“Don’t count the days, make the days count”~Muhammad Ali
Tag Archives: cancer
A Digital Haunting
“If the people we love are stolen from us, the way to have them live on is to never stop loving them. Buildings burn, people die, but real love is forever.” The Crow (1994)
Eighteen months ago a good friend of mine, Dave, died. It wasn’t a sudden, unexpected death that often is the case with young people. He was diagnosed with Heptocellular Fibrolamella Carcinoma (a very rare type of cancer) in June 2008. In August 2009, the prognosis was vague because of the rareness of his particular cancer. All the doctors could say at the time was that he could have one to ten years!! Dave, in fact, lived for 6 more months and died peacefully in his home, with his loving wife by his side.
None the less, it still came as a shock when I got the phone call that he had passed on. In my heart I really believed that he would not die. Did not want to believe it, more likely. Denial is a very powerful weapon.
This post is not, however, about my grief over the ensuing eighteen months. About my dear friend’s absolutely broken heart and soul at the loss of her love, or about how my son started sleeping with a picture of our departed baby-sitter extraordinaire by his pillow for about 6 months.
This post is about the unusual phenomenon that generations before us have never had to deal with- a digital haunting.
Dave was an avid user of social-networks. Twitter and Facebook amongst his favourites. I guess when you are chronically ill, as he was, these two particular forms are excellent outlets and a way to stay in touch with friends when you are otherwise physically impaired.

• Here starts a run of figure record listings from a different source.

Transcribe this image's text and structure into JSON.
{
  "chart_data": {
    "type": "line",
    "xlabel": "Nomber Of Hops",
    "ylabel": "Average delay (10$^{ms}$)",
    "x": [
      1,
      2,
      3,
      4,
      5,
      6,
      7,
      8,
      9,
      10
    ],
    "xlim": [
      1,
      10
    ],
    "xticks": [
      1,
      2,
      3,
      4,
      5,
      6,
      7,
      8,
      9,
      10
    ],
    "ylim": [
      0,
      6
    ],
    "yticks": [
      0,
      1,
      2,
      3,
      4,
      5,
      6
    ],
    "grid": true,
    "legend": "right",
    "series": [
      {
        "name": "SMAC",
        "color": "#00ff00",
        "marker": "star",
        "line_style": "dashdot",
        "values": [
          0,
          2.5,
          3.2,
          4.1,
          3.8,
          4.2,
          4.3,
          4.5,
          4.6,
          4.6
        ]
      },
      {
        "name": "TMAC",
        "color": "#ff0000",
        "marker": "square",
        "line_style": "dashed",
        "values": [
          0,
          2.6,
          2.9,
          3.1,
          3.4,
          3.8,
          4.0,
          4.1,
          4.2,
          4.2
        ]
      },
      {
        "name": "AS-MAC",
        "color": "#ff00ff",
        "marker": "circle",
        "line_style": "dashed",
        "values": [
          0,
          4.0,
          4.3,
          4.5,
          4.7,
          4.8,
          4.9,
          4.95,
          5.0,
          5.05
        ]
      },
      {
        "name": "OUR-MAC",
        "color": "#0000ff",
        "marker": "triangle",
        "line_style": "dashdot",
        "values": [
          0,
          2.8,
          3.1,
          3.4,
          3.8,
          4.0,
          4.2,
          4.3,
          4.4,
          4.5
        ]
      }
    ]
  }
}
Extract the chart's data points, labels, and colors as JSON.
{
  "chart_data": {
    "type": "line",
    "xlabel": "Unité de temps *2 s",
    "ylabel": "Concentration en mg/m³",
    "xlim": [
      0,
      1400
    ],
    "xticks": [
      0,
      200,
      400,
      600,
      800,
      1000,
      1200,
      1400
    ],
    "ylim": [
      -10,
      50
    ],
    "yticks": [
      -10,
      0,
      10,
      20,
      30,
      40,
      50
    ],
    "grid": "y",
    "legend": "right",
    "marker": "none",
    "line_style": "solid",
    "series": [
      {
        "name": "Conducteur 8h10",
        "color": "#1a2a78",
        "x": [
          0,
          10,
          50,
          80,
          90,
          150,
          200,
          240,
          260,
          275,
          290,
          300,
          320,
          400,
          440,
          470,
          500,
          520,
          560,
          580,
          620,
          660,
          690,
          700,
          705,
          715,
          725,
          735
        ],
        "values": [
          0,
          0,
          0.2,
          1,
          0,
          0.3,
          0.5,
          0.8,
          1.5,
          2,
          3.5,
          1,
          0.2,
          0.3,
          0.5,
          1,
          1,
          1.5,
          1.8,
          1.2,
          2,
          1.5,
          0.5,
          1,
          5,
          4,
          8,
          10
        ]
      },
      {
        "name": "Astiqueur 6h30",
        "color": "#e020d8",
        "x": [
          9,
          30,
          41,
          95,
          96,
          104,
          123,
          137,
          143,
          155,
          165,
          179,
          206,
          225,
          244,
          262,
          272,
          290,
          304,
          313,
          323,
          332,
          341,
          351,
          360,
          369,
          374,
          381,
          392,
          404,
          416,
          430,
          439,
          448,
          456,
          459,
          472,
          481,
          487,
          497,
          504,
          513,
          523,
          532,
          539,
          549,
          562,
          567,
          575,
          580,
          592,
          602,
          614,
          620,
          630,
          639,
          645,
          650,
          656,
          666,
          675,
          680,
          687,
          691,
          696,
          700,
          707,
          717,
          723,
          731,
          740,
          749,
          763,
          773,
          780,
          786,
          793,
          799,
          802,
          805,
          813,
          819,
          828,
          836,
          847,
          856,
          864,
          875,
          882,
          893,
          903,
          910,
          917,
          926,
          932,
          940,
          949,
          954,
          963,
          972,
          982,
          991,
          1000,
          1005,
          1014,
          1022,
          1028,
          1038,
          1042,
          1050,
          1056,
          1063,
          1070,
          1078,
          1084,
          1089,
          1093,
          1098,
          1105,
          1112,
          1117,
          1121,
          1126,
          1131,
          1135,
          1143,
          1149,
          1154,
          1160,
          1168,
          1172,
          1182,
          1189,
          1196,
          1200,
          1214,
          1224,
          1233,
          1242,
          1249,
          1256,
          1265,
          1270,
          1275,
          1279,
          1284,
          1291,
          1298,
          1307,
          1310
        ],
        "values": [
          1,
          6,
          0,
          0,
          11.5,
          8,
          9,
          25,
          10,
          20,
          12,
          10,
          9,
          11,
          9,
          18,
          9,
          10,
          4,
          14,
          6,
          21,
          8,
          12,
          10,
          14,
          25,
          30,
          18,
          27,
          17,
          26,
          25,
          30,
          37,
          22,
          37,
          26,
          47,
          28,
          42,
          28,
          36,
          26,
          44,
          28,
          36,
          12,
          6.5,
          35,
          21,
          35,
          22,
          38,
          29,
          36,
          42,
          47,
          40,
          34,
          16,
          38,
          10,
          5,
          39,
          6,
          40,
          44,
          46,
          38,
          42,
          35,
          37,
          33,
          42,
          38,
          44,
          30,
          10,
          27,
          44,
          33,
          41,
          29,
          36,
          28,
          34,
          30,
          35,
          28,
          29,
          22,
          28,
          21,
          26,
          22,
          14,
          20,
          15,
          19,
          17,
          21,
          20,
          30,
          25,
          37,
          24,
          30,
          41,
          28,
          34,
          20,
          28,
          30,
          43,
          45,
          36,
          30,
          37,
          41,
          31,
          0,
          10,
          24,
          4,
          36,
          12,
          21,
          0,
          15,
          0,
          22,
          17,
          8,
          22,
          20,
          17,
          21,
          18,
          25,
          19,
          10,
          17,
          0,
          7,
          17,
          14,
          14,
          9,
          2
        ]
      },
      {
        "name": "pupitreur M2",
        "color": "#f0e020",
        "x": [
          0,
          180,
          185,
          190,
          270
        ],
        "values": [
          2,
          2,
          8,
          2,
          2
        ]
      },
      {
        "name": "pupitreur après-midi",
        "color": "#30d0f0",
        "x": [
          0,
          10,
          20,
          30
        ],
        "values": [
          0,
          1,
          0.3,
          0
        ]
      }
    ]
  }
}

But what you don’t really think about is what happens when someone dies. Sure, there won’t be anymore status updates, but they don’t disappear from your “Friends”, “Following” or “Followers” lists. When you log into Gmail, they are still on your chat contact list, but they are never “available”. So many times I have stared at the chat list and willed his name to suddenly become available to chat.
In some cruel twist of technological bugs, every now and then my iPhone Twitter app (which will remain un-named) tells me that I have unread DMs from him. I open them up excitedly to see they are messages I have already read. One is dated two weeks before his death…my last “conversation” with him. We talked about what I would name my second child that at the time I was 7 months pregnant with. Facebook also sometimes suggests that I should “reconnect” with him. Ha! I wish!
It’s not all heart-break. I love it when I look through old Facebook photos and come across his comments. His wry humour. I can hear him speaking out loud when I read them.
His Facebook page is still active. His wife changed the title to include “Memorial”. It is a place where people come to talk to him. Little messages about movies they’d just watched and know he would love. About how much they miss him. Just to say hello.
This is my digital haunting. It isn’t really a bad thing, I guess.
What kind of makes it funny is that when Dave was planning his goodbye speech at the all boys high school he taught at, he said he was going to tell the boys that he would come back and haunt them. So cheeky!! I would have laughed my ass off. I don’t know if he ever went through with that part of the speech, but I know that many of his students, also considered his friends, are probably in the same boat as me- forever digitally connected to a great man. Happily haunted.